En este contexto veo al hablante de varios de estos textos como un voyeur (de otros y “de sí mismo”) un fantasma, una sombra, un ave de rapiña, un fotógrafo, un visitante; un hurgador de fotos viejas; un caminante Walseriano; un niño que gira “estos trocitos de algo en un caleidoscopio”. ¿No son esas definiciones posibles para “un pobre gil” que se dedica a “desrealizar la experiencia”, a fantasear más que fijar cronológicamente las situaciones que se nos presentan deformadas por la imaginación, la distancia, el tiempo y la mala memoria?
3.-
“Llevo tres días sin hablar con nadie, hasta me pareció que es bueno callar. Las palabras no pueden transmitir todo lo que siente el hombre, son flojas”, inicia explicando Alexei a su madre que lo llama por teléfono preocupada por su silencio en el minuto 20 de la película “El Espejo” de Tarkovsky. La conversación en off son esencialmente recuerdos; el incendio de un granero, una amiga muerta, el padre desaparecido. El diálogo es acompañado con un lento travelling por el interior de una casa sin moradores a la vista: una cocina, un pasillo, fotos en la pared, muebles, ornamentos ordenados, piso encerado, cortinas a medio correr develando que afuera aún es de día. Podría tratarse de una conversación trivial y una situación cotidiana si no fuera por el efecto que produce el contrapunto temporal del calmo travelling y la cantidad y densidad de información que se transmiten madre e hijo en aquel “cotidiano” diálogo telefónico. Hay algo indecible e inexplicable que produce esta escena, una sensación particular que solo se entiende al dejarse llevar en silencio por ella: “Las palabras no pueden transmitir todo lo que siente el hombre, son flojas”, dice Tarkovski a través de Alexei. “Toda palabra tiene su exilio en la inagotable duración de un segundo.”, contrapuntea a lo lejos Polanco en su primer poemario “Las Palabras Callan”.
Si las formas de hablar delatan al verdugo, como escribe el autor de Cortes de Escena en “Epitafio de un Experto”, las formas de callar podrían delatar al poeta; y Jorge, paradojalmente, tiene mucho que decir al respecto.
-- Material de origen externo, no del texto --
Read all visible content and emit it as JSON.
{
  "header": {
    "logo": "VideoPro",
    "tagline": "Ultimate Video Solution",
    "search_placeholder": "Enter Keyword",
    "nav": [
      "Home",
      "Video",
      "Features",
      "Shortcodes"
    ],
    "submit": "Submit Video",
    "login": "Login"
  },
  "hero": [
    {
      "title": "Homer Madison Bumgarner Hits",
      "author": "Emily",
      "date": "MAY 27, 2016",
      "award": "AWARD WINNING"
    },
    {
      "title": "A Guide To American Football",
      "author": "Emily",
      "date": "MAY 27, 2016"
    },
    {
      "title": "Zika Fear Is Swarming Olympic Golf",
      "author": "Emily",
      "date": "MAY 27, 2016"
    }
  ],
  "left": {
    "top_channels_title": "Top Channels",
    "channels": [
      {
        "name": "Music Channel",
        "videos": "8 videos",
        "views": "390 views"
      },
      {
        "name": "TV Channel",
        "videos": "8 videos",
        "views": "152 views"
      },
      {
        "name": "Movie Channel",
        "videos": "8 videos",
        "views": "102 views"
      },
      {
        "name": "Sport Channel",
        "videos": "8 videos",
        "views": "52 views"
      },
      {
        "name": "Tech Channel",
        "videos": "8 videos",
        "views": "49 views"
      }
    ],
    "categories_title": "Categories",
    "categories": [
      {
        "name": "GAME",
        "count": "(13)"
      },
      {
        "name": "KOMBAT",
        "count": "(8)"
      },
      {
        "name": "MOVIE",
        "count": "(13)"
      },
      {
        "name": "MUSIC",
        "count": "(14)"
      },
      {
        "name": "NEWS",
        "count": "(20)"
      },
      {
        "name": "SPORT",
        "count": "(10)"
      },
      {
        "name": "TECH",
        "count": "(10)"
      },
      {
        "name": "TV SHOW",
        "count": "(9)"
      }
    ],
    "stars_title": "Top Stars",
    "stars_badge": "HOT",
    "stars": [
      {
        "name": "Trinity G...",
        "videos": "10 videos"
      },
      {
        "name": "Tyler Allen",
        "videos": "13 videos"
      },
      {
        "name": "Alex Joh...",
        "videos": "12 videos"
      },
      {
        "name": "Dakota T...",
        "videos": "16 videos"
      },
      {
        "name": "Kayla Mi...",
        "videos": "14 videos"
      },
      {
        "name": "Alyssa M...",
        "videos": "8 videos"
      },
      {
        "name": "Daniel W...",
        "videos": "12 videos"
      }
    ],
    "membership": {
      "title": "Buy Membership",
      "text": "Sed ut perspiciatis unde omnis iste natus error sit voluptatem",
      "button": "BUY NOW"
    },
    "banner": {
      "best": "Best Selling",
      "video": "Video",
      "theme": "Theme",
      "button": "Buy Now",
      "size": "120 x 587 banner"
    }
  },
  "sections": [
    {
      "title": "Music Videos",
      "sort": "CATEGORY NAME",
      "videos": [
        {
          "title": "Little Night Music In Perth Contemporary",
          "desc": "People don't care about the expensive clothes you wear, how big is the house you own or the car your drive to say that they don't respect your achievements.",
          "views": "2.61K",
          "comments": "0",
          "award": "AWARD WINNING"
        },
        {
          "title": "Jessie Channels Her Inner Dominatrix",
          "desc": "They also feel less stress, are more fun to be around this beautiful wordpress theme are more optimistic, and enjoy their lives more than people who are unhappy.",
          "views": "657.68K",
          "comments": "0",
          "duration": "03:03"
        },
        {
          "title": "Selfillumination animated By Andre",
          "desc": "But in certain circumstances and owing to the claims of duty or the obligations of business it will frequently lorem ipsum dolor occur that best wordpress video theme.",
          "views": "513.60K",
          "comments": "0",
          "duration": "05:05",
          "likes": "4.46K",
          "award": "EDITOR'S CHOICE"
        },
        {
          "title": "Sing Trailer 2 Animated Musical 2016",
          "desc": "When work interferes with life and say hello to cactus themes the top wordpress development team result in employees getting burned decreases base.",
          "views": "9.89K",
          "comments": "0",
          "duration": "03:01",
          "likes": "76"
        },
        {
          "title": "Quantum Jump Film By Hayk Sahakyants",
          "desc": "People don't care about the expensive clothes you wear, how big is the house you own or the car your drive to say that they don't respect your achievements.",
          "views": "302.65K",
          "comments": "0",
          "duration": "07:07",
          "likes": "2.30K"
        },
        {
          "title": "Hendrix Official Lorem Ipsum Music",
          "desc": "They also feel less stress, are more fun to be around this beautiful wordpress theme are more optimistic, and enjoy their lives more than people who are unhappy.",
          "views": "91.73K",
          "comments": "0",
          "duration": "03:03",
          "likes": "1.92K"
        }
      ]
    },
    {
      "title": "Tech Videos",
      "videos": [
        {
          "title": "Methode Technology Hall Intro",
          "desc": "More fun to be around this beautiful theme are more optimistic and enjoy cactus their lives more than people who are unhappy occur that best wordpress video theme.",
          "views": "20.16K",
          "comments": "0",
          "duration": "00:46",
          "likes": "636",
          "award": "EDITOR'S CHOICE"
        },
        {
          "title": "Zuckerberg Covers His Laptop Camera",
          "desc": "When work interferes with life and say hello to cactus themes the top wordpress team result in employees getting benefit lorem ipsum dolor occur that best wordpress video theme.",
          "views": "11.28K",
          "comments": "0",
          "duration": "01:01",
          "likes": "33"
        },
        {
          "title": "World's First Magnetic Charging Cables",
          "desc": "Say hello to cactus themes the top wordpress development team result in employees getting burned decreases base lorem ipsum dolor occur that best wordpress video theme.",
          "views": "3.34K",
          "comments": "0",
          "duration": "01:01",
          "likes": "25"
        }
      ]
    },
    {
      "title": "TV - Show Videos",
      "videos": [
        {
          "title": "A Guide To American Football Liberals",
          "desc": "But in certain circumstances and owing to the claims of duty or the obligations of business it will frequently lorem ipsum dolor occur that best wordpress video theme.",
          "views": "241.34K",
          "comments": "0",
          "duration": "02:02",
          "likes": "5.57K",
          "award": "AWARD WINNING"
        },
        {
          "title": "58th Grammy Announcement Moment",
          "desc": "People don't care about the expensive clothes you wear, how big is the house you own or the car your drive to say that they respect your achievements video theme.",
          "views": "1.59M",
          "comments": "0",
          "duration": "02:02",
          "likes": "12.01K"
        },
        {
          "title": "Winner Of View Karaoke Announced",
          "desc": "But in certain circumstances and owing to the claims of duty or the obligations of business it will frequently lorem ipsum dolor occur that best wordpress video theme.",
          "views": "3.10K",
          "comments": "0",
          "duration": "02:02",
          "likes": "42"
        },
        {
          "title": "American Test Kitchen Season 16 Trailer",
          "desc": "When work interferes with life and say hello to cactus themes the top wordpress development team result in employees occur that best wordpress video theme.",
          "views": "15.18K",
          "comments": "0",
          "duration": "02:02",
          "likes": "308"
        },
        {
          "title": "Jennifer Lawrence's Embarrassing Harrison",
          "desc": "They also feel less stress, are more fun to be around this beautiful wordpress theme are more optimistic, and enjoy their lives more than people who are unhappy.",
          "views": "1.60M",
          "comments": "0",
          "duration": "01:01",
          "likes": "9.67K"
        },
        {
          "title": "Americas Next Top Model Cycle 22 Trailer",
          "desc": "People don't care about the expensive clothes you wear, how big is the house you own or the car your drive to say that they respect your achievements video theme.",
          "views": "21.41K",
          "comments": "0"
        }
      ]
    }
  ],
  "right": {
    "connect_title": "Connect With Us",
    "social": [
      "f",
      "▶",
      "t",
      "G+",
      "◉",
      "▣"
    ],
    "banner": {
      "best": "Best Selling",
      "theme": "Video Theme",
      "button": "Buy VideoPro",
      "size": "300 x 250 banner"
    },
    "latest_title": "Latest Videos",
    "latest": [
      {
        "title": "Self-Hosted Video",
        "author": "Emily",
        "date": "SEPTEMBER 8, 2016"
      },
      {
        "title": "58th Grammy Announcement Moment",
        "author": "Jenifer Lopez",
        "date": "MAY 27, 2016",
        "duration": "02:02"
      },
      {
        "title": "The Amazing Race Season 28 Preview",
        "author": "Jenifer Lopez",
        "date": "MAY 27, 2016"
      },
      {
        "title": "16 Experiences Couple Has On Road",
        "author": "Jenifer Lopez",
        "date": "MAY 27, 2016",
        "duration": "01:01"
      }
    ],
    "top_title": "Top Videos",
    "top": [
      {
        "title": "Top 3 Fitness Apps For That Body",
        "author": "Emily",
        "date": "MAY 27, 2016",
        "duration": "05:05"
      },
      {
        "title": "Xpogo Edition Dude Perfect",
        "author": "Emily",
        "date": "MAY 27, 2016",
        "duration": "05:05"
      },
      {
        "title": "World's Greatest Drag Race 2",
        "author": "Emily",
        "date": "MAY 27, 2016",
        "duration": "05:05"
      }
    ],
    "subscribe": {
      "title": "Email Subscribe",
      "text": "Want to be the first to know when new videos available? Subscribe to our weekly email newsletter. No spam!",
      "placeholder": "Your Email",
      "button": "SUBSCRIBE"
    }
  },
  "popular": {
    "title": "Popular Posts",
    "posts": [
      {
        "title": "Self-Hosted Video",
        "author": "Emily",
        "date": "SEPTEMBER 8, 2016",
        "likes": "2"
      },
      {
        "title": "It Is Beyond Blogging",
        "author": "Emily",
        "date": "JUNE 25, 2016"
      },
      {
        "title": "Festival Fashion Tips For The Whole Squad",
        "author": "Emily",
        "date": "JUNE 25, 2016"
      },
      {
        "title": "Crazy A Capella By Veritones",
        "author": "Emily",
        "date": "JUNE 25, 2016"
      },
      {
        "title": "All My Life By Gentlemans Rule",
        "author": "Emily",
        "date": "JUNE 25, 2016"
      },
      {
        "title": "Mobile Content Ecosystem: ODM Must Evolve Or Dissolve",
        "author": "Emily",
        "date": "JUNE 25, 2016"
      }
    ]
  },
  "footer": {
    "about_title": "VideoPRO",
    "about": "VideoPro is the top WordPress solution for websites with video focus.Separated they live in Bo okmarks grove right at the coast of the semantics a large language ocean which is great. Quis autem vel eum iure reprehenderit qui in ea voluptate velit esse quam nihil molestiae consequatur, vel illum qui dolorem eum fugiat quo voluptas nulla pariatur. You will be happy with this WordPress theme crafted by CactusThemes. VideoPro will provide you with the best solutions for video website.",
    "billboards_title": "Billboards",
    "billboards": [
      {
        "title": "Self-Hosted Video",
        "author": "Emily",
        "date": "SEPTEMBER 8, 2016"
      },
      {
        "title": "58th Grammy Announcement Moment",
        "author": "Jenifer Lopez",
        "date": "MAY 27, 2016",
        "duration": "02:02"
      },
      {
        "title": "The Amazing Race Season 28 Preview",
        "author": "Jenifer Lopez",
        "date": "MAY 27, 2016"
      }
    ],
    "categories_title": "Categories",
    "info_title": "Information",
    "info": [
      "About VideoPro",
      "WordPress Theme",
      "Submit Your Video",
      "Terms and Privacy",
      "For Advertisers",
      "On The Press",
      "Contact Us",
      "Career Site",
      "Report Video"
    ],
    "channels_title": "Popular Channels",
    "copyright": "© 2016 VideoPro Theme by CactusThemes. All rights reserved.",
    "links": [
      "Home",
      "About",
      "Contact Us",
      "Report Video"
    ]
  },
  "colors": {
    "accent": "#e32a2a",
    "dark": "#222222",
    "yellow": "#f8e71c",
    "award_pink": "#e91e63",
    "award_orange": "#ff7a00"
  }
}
Da la sensación que a través de pocas palabras (pero también con lo que omite) el autor nos logra acercar a esa idea de la superación de la inmanencia en el ser, que seguro viene de su formación filosófica, pero que en este texto soy incapaz de profundizar. Si en “Las Palabras Callan” Polanco, citando a Armando Roa, “escribe haciendo que otros hablen por él, refiriéndose a tantos compañeros en la ruta del asombro y la sospecha: Enrique Lihn, Alejandra Pizarnik y Paul Celan”, desde su libro “Sala de Espera” viene generando un interesante trabajo híbrido cercano a la prosa poética y al microrelato que funcionan, como ese travelling Tarkovskyano, contrapunteando los géneros, haciendo que la densidad y extensión del texto sirvan para fijar, de una u otra forma, el tiempo para luego montarlos (o esculpirlos) bajo parámetros conscientes e inconscientes, obedeciendo a esa necesidad metafísica de trascender, pero también a esa necesidad prehistórica y casi orgánica de relatar, como nuestros antepasados en cuclillas frente al fuego, intuyendo, moldeando el infinito silencio.